Whenever someone questions her decision to have children at an older age than usual, in fact, she says she replies, “You know, for decades, for billions of years, men have divorced their wives and married younger women – and had children when they were in their teenage years. They’re in their 60s, their 70s. I remarried and had children at 49. Why was it okay for them? Why is it bad for me? I know I’m older, I’m not going to lie, I can do the math. Everyone started the Hoda Kotb case when she started calculating how old she would be when her kids were 20.”
But Lunden – who is also a grandmother with two grandchildren who call her “JoJo” – is active and still has a full career in the media between public television broadcasting and writing books. has had a full career in the industry, is healthy after a 2014 breast cancer attack, is cancer-free and seems to have good genes on her side. “My mom did zero exercise, ate sauce on everything and never owned a pair of sneakers – she was almost 95 when she died,” she says. “You know what? We’ll never know about my father because he was killed on a plane [in an accident when he was 51], but his parents lived until they were 95 and 96. They didn’t take care of themselves at that time!”

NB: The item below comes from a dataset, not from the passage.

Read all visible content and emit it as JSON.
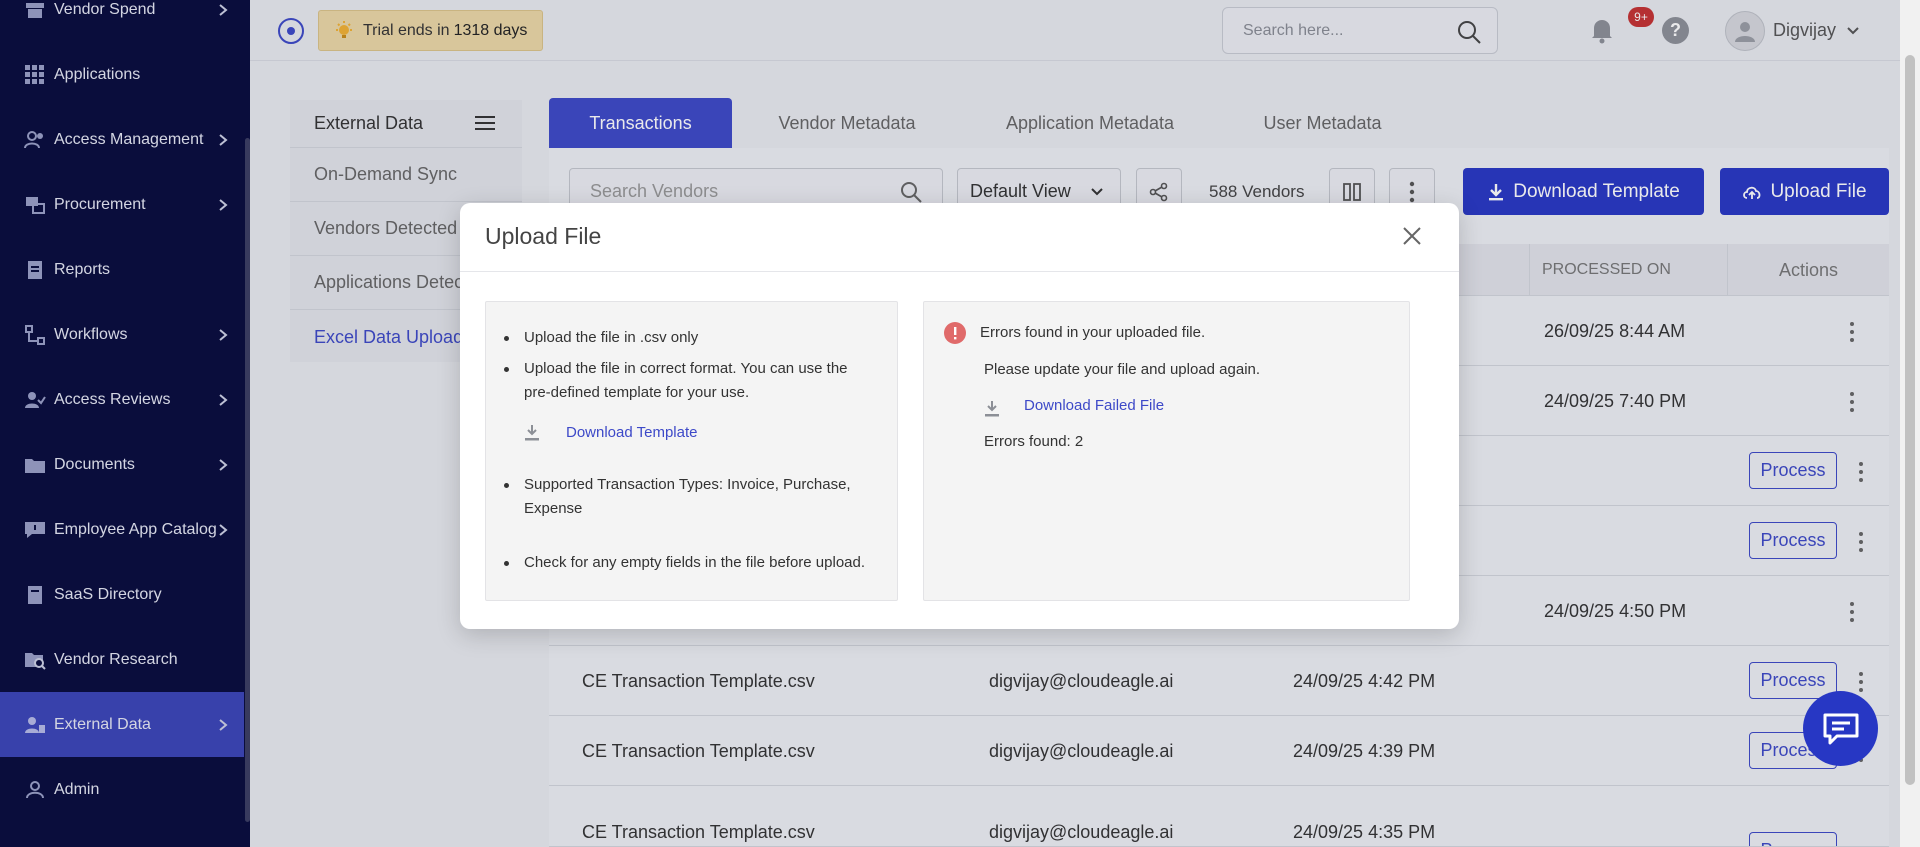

In fact, Lunden notes that the biggest difference between raising her first three children and her four children, she says, is the “whole new world” around them.
“For these young girls, they have to live with the Internet, TikTok and Snapchat, taking a group photo every three seconds. They are never alone,” she said of her young girls, who are “more anxious” than they are about older people because of “all the things” that are happening in the world.
“They’re in their own room. But that doesn’t mean they’re alone. They’re talking to about 15 people on the phone …… I sometimes say to them, ‘You don’t know how to be alone. You’ re never really alone,'” she says. “I worry about that.”